The crypto industry has a major problem with how trading volumes are reported to data aggregators like CoinMarketCap.com. Much of the volume is overstated for a variety of reasons, and complaints of “fake volume” permeate the industry. Numerous studies have been conducted that document the “fake” level and disclose the reasons for such misrepresentations, but the core of the issue is the published rankings of exchanges, which today are based on, you got it, trading volume reported. Researchers are now pondering other methods for producing these rankings going forward.
During 2018, the Blockchain Transparency Institute developed new tracking algorithms to detect via analytical means where over reporting was taking place in the crypto exchange network. Their results were shocking. Per one report:
Over 80% Of The Top 25 BTC Pairs On Coinmarketcap Is Wash Traded…
The report also revealed that:
Most of these pairs have an actual volume of less than 1% of the volume reported on Coinmarketcap. Of the top 25 BTC pairs crypto exchanges, only 2 were discovered not to be wash trading their volume: Binance and Bitfinex.
The next part of the puzzle came when Bitwise, an asset management and research firm, prepared a special report for the benefit of the SEC, regarding Bitcoin volume. The company confirmed that 95% of Bitcoin trading volume is fake. CoinMarketCap.com, the most quoted data aggregator in the crypto system, “has posted daily trading volume for Bitcoin of nearly $6 billion per day, but the actual figure, based on several reliable analytical methods, is more likely to be $273 million per day, concentrated within the top ten exchanges”.
Why the fake volume and what can be done about it? The reasons vary, i.e., wash trading, promoted “bot” trading, and other gamesmanship that has been prohibited on traditional regulated equity exchanges. The driver is the competitive need of exchanges to draw new customers and extort high listing fees from ICO tokens seeking to be listed on an active exchange. The thinking by researchers is that a change in the ranking rubric could put an end to deliberate attempts to over state volume statistics.
There is another development that could force the change, as well – the issuance of exchange tokens from an “Initial Exchange Offering”, where rewards are granted in the form of tokens for trading. Per one researcher:
Ranking exchanges purely by volume – reported or otherwise – may soon be a fallacy in and of itself, as the trend of “initial exchange offerings” gives rise to more “transaction mining.” Transaction mining is where users earn tokens for making trades; this may increase the volume but does it mean the exchange is more significant?

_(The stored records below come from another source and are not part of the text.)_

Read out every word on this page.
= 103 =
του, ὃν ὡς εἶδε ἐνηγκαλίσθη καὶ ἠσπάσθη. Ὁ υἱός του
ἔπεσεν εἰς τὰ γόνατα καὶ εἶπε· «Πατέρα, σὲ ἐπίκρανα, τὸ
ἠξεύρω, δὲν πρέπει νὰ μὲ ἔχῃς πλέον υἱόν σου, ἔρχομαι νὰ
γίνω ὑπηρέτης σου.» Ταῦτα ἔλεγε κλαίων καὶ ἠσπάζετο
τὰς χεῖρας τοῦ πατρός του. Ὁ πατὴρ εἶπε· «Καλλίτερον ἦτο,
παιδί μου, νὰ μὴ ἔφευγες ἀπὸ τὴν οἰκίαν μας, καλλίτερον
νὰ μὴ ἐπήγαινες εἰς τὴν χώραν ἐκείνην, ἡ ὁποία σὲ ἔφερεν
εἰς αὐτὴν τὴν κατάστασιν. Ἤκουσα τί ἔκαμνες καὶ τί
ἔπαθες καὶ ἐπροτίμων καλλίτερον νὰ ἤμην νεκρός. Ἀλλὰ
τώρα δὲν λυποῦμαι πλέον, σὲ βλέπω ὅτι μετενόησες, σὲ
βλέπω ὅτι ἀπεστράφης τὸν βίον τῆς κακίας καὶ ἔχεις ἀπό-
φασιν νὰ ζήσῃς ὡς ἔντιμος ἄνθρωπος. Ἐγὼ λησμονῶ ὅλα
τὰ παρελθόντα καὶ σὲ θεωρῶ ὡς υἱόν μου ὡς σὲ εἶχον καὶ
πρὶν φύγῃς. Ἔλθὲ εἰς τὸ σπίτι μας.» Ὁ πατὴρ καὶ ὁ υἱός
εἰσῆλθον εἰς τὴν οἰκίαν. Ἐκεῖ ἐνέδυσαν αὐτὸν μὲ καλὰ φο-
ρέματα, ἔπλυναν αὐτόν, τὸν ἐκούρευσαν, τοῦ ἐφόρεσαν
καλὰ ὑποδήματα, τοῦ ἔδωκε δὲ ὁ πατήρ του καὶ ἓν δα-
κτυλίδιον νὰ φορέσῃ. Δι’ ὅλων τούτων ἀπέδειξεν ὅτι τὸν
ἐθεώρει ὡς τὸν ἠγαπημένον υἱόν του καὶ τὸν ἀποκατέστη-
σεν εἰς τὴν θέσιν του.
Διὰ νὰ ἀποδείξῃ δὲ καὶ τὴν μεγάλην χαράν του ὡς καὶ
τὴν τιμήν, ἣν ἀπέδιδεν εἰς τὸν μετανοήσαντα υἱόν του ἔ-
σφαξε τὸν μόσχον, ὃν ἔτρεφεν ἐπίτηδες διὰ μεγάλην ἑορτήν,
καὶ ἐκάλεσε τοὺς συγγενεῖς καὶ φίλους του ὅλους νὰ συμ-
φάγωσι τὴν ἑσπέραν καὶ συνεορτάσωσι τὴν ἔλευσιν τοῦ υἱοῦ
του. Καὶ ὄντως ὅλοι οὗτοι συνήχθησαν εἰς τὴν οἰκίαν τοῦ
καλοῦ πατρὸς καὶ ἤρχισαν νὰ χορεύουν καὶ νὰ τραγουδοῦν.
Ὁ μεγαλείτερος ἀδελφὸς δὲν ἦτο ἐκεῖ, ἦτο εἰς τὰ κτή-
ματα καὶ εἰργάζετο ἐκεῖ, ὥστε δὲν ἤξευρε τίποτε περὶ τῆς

ViewBase, a “market insights and community” platform centered around cryptocurrency, recently released a whitepaper that discusses possible ranking alternatives to basic trading volume stats: “Rankings could be based on real facts, like how much crypto they hold or the value of all their tokens combined.”
The firm listed three possible alternatives. The first one follows from the above quote, i.e., use total value of all tokens at the exchange. The second method only looks at ether balances, but the last method expands that figure to include the value of all ERC-20 tokens. The term relates to all tokens that comply with the number “20” standard that deals with smart contracts on the Ethereum blockchain platform – “Ethereum Requests for Contract” or “ERC”.
Why would this technical drill down offer reliable data? Per ViewBase: “A vast majority of Initial Coin Offering (ICO) tokens are issued on the Ethereum blockchain, ranging from established projects like Omisego to the latest IEO tokens like Fetch.AI and Celer. Hence it is reasonable to expect the valuation of ERC20 tokens deposited on an exchange to be reasonably proportional to its reported trading volumes.”
Either one of these methods would necessarily reshape the “Top Ten” rankings, as we know them today, but each method replaces volume with some measure of the actual crypto holdings of exchanges. The process of change has started. ViewBase concludes: “If we’ve learned anything from all the fake volume scandals over the past year, it’s that volume is not necessarily the best way to judge an exchange. While it’s an important metric, especially for traders who require a lot of liquidity, there is a lot more to exchanges than the number of times tokens change hands.”